From its launch pad on Featherbed Lane, the trail crosses the Kulak Preserve and then mingles with other Sourland trails. In Autumn and Winter, a thick layer of leaves thoroughly conceals the intuitive pathway, which makes for a fun blaze eye-spy (and puts your feet and ankles on high alert). Study the trail map before setting out to determine your path – there is no obvious loop. We took the Featherbed Trail to the Double Crossing Trail to Sourland Foothills Trail – all very flat, except for the rocks and roots. The Double Crossing Trail crosses a Stony Brook tributary twice (hence the name) – once in the direction we took, and once in the other (which heads toward the Sourland Ecosystem Preserve). As always, the rendezvous with the Stony Brook is a particularly pretty part of the trail with a tumble of round boulders forming islands in the stream.

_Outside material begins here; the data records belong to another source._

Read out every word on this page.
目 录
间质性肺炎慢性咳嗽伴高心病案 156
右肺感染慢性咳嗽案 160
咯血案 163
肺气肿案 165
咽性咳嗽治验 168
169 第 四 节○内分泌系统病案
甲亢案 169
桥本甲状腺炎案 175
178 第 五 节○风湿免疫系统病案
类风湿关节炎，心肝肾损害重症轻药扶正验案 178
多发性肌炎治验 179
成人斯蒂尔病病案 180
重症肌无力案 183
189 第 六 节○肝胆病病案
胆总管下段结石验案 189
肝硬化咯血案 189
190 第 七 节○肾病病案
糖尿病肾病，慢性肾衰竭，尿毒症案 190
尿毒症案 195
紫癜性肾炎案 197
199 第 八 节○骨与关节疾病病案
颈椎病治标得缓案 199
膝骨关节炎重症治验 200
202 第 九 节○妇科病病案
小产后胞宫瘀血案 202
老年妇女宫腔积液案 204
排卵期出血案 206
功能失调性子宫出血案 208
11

Unfortunately, the only way to turn our path into a loop was to complete the last section along Featherbed lane for about 12 minutes. Alternatives would have been to take the Double Crossing Trail to toward Mountain Church Road and – and even through the Sourlands Ecosystem Preserve if time and energy allows – and then back track along the Featherbed Trail.
Kulak bears a resemblance to Nayfield Preserve, not just in the meadow-to-forest layout, but also with the intriguing Ecological art at its start.